Amazon.com, Inc. (NASDAQ:AMZN)

But can it impact your investments?

Public cloud, private paranoia

Corporations are individuals under the law, and like people they have secrets they don’t want known. So loading data onto public clouds would seem to make any paranoid CEO wake up sweating from a deep sleep. The largest public cloud provider, by a great distance, is Amazon.com, Inc. (NASDAQ:AMZN). Their cloud operates on a self-service basis, and the company does not break-out cloud revenues in its financial reports. Still, if there is a backlash, you will see it here first, in the June numbers due for release on July 25.

The most recent estimate for sales on Amazon.com, Inc. (NASDAQ:AMZN) Web Services is $3.8 billion for all of 2013. That figure could take a huge jump if IBM loses its protest of a $600 million, 10-year contract the CIA tried to sign with Amazon.com, Inc. (NASDAQ:AMZN) for it to build it a private cloud, essentially replicating one of its data centers.

This may be an instance where Amazon.com, Inc. (NASDAQ:AMZN) is wise to lose. Knowledge that Amazon.com, Inc. (NASDAQ:AMZN) is indeed working with the nation’s spy agencies is sure to set off alarm bells among major CEOs, in ways that knowledge of IBM working in the same way won’t, because Amazon.com, Inc. (NASDAQ:AMZN) has such a high profile in the public cloud.

Private cloud growth

Just as Amazon.com is hurt by the revelations, at least in terms of reputation, IBM may curiously benefit.

This goes beyond the possibility of its winning the CIA contract. IBM has embarked on a private cloud strategy, promising to build security and privacy into the clouds it builds for all manner of customers. Private cloud has not taken off as people assumed it would – the low prices of public cloud resources have trumped the privacy and security angles. But that could well be changing, as companies realize that anything in front of their firewalls is bound to be getting into someone’s hands they don’t want it getting into.
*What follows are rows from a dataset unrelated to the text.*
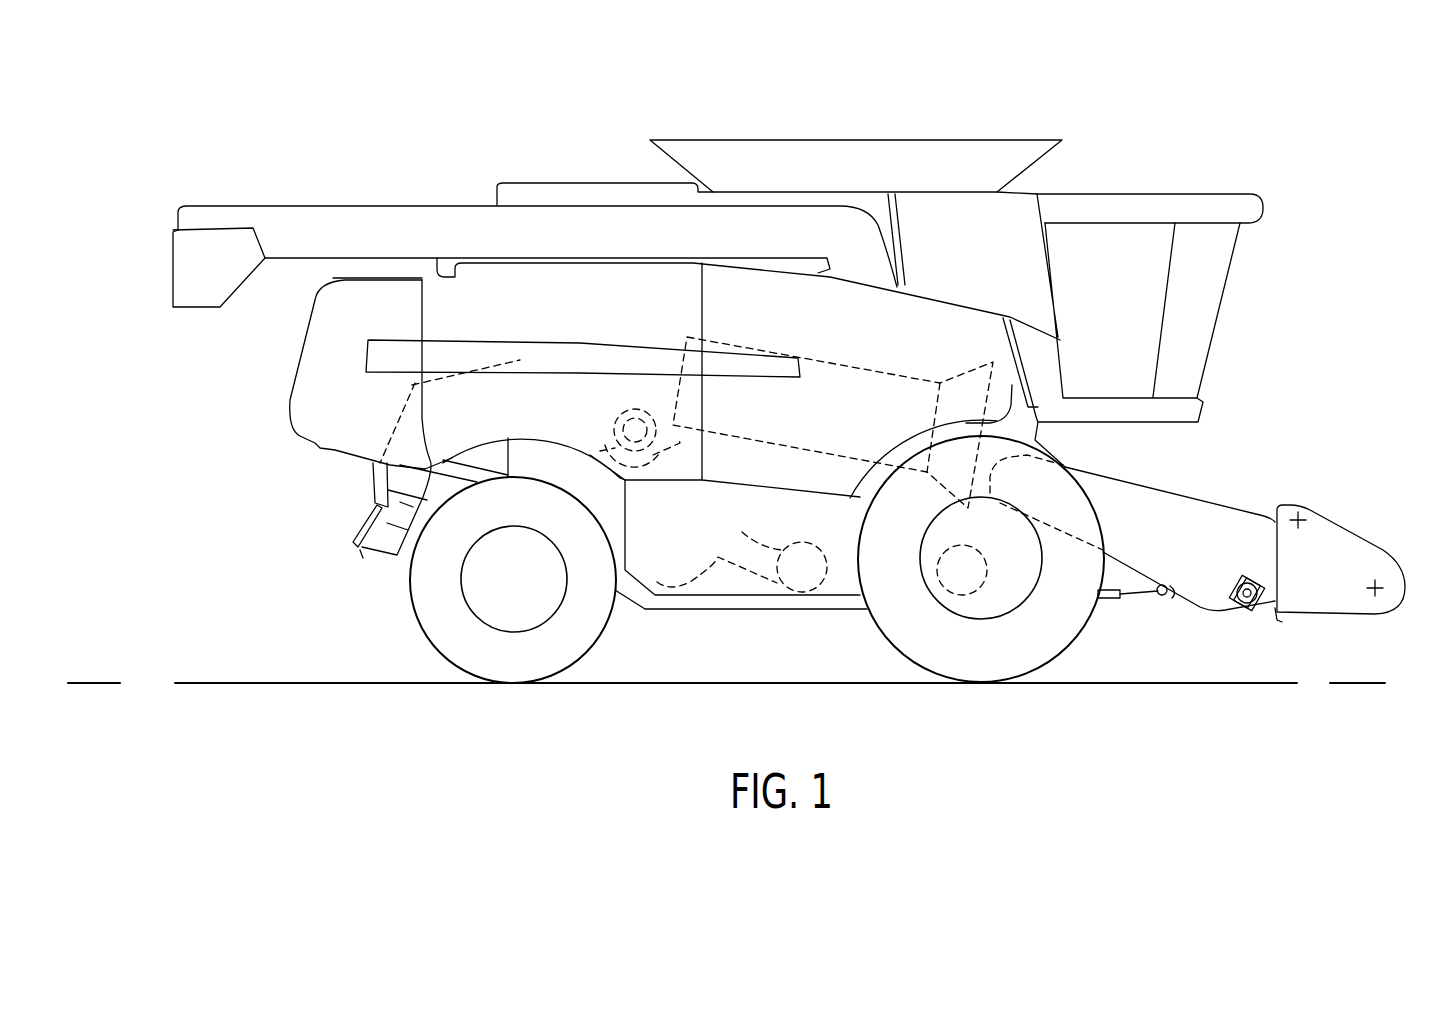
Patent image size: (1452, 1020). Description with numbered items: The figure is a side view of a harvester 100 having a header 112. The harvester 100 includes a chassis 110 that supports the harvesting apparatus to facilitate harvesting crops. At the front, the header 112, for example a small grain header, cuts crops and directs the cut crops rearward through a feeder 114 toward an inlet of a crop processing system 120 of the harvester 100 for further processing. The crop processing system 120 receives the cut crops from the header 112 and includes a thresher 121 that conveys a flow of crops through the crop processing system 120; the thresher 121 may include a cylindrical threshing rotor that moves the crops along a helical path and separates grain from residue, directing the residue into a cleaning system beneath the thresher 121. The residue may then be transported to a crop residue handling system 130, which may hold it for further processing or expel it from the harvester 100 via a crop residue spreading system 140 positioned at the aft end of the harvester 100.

The harvester 100 is at (1262, 92).
The chassis 110 is at (680, 613).
The header 112 is at (1383, 540).
The feeder 114 is at (1265, 480).
The crop processing system 120 is at (842, 335).
The thresher 121 is at (853, 365).
The crop residue handling system 130 is at (563, 340).
The crop residue spreading system 140 is at (358, 522).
A firewall is more than a security scheme aimed at foiling hackers, after all. It’s also a front door. There is an assumption that law enforcement will, before it comes into a corporate front door through a firewall seeking data, knock first. And show a warrant.

While IBM has recently bought SoftLayer for $2 billion, a company that offers cloud infrastructure based on Citrix technology, it is far more committed to the OpenStack infrastructure first developed by NASA and now supported, in the public cloud sphere, by Rackspace and more generally by the Rackspace Foundation.